Pas de surprises majeures à l’écoute de cet album qui débute par le ronronnement sourd de machines puis enchaîne avec des textures nasillardes, métalliques et grinçantes. Une ambiance plutôt industrielle donc sur la longue introduction de ce A Dream’s Frozen Reflection qui évolue progressivement vers des esquisses mélodiques, des résonances métallisées qui préparent l’arrivée de mélodies de cordes, un violon puissant, déchirant, qui hante la deuxième moitié de la pièce.
Les deux univers qu’explore Siavash Amini apparaissent clairement sur Rivers of Tar, n’hésitant pas à passer brusquement de déflagrations électroniques à de subtiles boucles de cordes mélancoliques, toujours menacées par quelques textures et craquements.
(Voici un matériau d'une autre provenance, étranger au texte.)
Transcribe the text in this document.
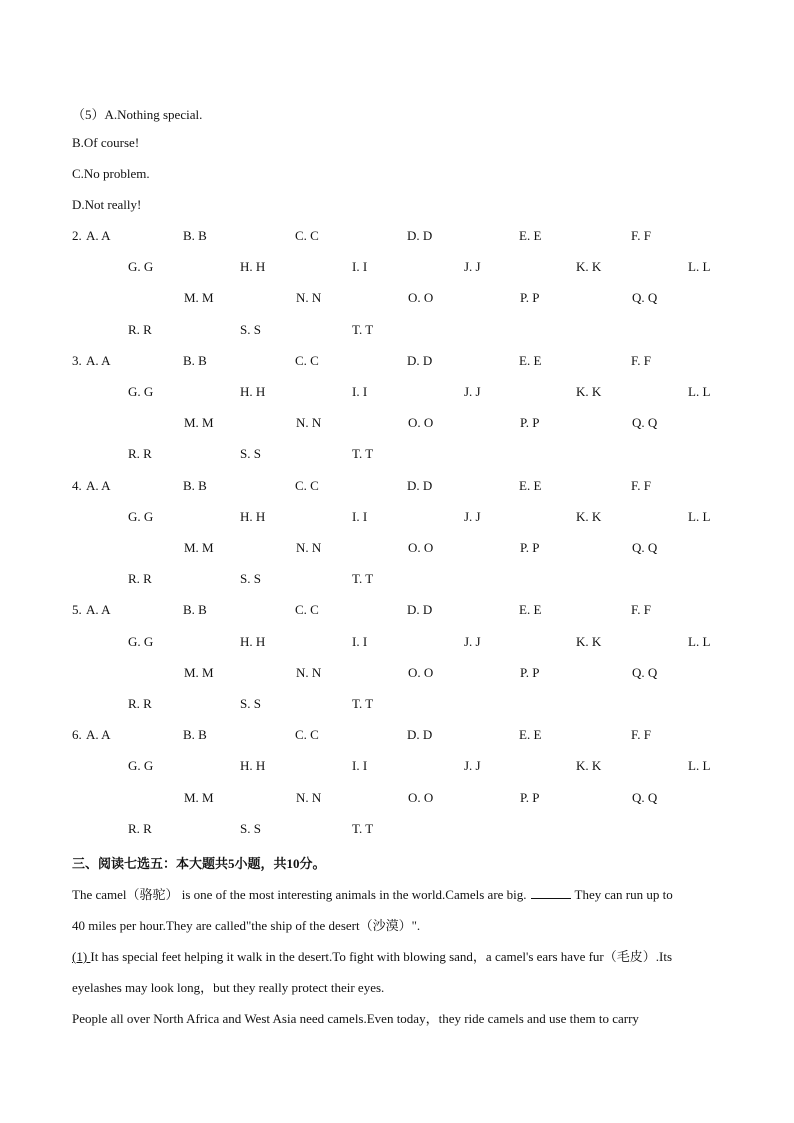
（5）A.Nothing special.
B.Of course!
C.No problem.
D.Not really!
2. A. A	B. B	C. C	D. D	E. E	F. F
G. G	H. H	I. I	J. J	K. K	L. L
M. M	N. N	O. O	P. P	Q. Q
R. R	S. S	T. T
3. A. A	B. B	C. C	D. D	E. E	F. F
G. G	H. H	I. I	J. J	K. K	L. L
M. M	N. N	O. O	P. P	Q. Q
R. R	S. S	T. T
4. A. A	B. B	C. C	D. D	E. E	F. F
G. G	H. H	I. I	J. J	K. K	L. L
M. M	N. N	O. O	P. P	Q. Q
R. R	S. S	T. T
5. A. A	B. B	C. C	D. D	E. E	F. F
G. G	H. H	I. I	J. J	K. K	L. L
M. M	N. N	O. O	P. P	Q. Q
R. R	S. S	T. T
6. A. A	B. B	C. C	D. D	E. E	F. F
G. G	H. H	I. I	J. J	K. K	L. L
M. M	N. N	O. O	P. P	Q. Q
R. R	S. S	T. T
三、阅读七选五：本大题共5小题，共10分。
The camel（骆驼） is one of the most interesting animals in the world.Camels are big.	They can run up to
40 miles per hour.They are called"the ship of the desert（沙漠）".
(1) It has special feet helping it walk in the desert.To fight with blowing sand，a camel's ears have fur（毛皮）.Its
eyelashes may look long，but they really protect their eyes.
People all over North Africa and West Asia need camels.Even today，they ride camels and use them to carry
Au contraire, sur Face on the Sand les éléments vont de pair, les cordes apportent un semblant de mélodie aux textures et souffles qui finissent par l’emporter sur une pièce qui évolue dans une lente montée de tension.

L’album composé de 4 titres se termine avec les 13mn de The Dust We Breathe, débutant par une poussière dense et granuleuse, accompagnée de micros grincements. Une première partie plutôt expérimentale, très abstraite, mêlant toujours bruits, grésillements, textures et errances de cordes qui finissent par s’organiser, délivrant alors une très belle boucle mélodique qui se floute, s’estompe, revient sous d’autres formes, tour à tour plus cristalline et plus feutrée. Une 2ème partie particulièrement tournée sur l’ambient, douce, apaisée et mélodique.

En s’amusant avec les genres, mêlant électronique et instruments classiques (violon et basse), Siavash Amini produit ici un très bel album à mi-chemin entre drones expérimentaux et musique ambient.